Avant que la justice ne condamne le conducteur.

Sanctions immédiates par les forces de l’ordre

Rétention

Les forces de l’ordre procèdent au retrait immédiat de votre permis de conduire. C’est l’avis de rétention.

Ainsi, elles vous confisquent votre permis de conduire pour une durée de 120 heures, et vous n’avez plus le droit de conduire.

Une fois les 120 heures écoulées, vous pouvez récupérer votre permis de conduire ou, la plupart du temps, faire l’objet d’une mesure de suspension administrative de votre permis.

Suspension

Dans les 120 heures de la rétention, le préfet peut suspendre votre permis de conduire pour une durée généralement de 6 mois mais qui peut aller jusqu’à 1 an.

Pendant toute cette durée vous n’avez pas le droit de conduire.

A l’issue de la suspension administrative, vous pouvez récupérer votre permis, sous réserve d’avoir reçu un avis favorable lors du contrôle médical obligatoire.

Immobilisation

Les forces de l’ordre peuvent aussi procéder à l’immobilisation de votre véhicule dans l’attente de la décision judiciaire à venir.

Votre véhicule est alors placé en fourrière et le juge, saisi de votre dossier, tranchera la question du sort de votre véhicule : restitution ou confiscation au profit de l’Etat.

Lire aussi mon article “Deux noms sur la carte grise : l’arme ultime contre la confiscation ?

Sanctions judiciaires

Peines principales

L’article L.235-1 du code de la route punit le délit de conduite après usage de stupéfiants d’une peine de :

  • 2 ans d’emprisonnement
  • 4 500€ d’amende.

Il faut souligner qu’il s’agit là du maximum encouru.

Et si vous êtes positif à la fois aux stupéfiants et à l’alcool, les peines augmentent :

  • 3ans d’emprisonnement
  • 9 000€ d’amende

Peines complémentaires

Le code de la route prévoit aussi de nombreuses peines complémentaires possibles :

  • suspension du permis de conduire pour une 3 ans au plus. Attention : cette suspension ne peut faire l’objet d’aucun aménagement
  • annulation du permis de conduire avec interdiction de solliciter la délivrance d’un nouveau permis pendant 3 ans au plus
  • travail d’intérêt général
  • jours-amende
  • interdiction de conduire certains véhicules terrestres à moteur, y compris ceux pour la conduite desquels le permis de conduire n’est pas exigé, pour 5 ans au plus
  • obligation d’accomplir, à ses frais, un stage de sensibilisation à la sécurité routière
  • obligation d’accomplir, à ses frais, un stage de sensibilisation aux dangers de l’usage de produits stupéfiants
  • confiscation du véhicule dont le condamné s’est servi pour commettre l’infraction, s’il en est le propriétaire.

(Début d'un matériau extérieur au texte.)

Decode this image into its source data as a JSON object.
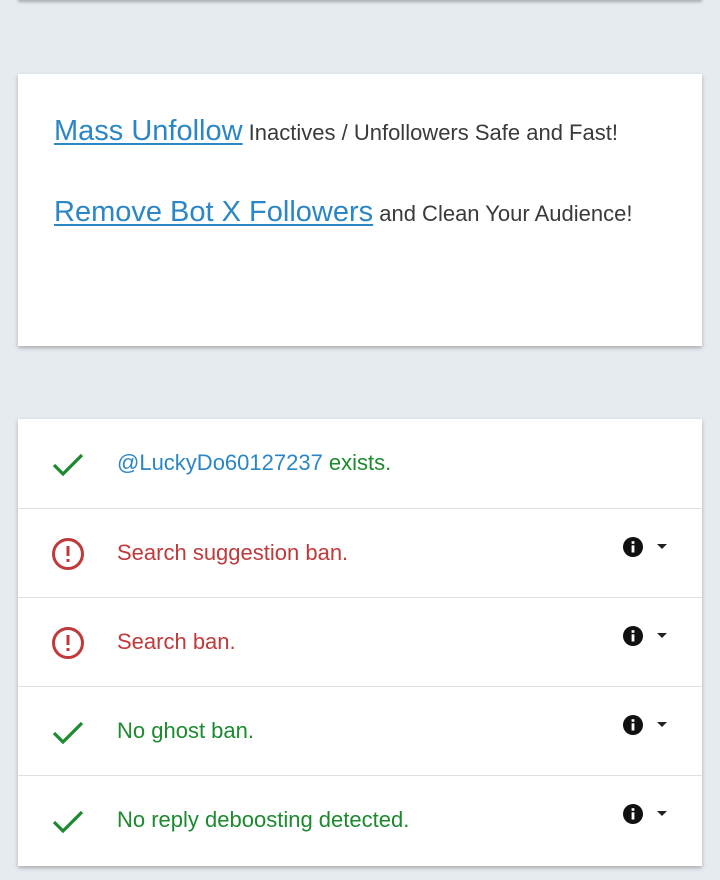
{
  "promo": {
    "mass_unfollow": {
      "link": "Mass Unfollow",
      "text": " Inactives / Unfollowers Safe and Fast!"
    },
    "remove_bots": {
      "link": "Remove Bot X Followers",
      "text": " and Clean Your Audience!"
    }
  },
  "results": {
    "exists": {
      "icon": "check-icon",
      "handle": "@LuckyDo60127237",
      "text": " exists."
    },
    "search_suggestion_ban": {
      "icon": "alert-circle-icon",
      "text": "Search suggestion ban."
    },
    "search_ban": {
      "icon": "alert-circle-icon",
      "text": "Search ban."
    },
    "ghost_ban": {
      "icon": "check-icon",
      "text": "No ghost ban."
    },
    "reply_deboosting": {
      "icon": "check-icon",
      "text": "No reply deboosting detected."
    }
  },
  "colors": {
    "background": "#e6ebef",
    "link": "#2b86c5",
    "ok_green": "#1c8a2e",
    "ban_red": "#c0393b"
  }
}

Par ailleurs, une éventuelle condamnation pour stupéfiants au volant entraîne une perte de 6 points sur le permis de conduire.

Pour aller plus loin lire mon article “Le juge doit-il mentionner le retrait de points dans sa décision ?

3. Et en cas de récidive ?

Dans ce cas les peines sont plus lourdes !

Ainsi, le conducteur encourt 4 ans d’emprisonnement et 9 000€ d’amende (contre 2 ans et 4  500€ pour un primo-délinquant).

En outre, en cas de condamnation le juge annulera automatiquement le permis de conduire avec interdiction de le repasser pendant une durée de 3 ans au plus.

Enfin, le juge prononcera obligatoirement la confiscation du véhicule dont le prévenu s’est servi pour commettre l’infraction, s’il en est propriétaire. Sauf décision spécialement motivée.

4. Stupéfiants au volant et permis probatoire : attention à l’invalidation !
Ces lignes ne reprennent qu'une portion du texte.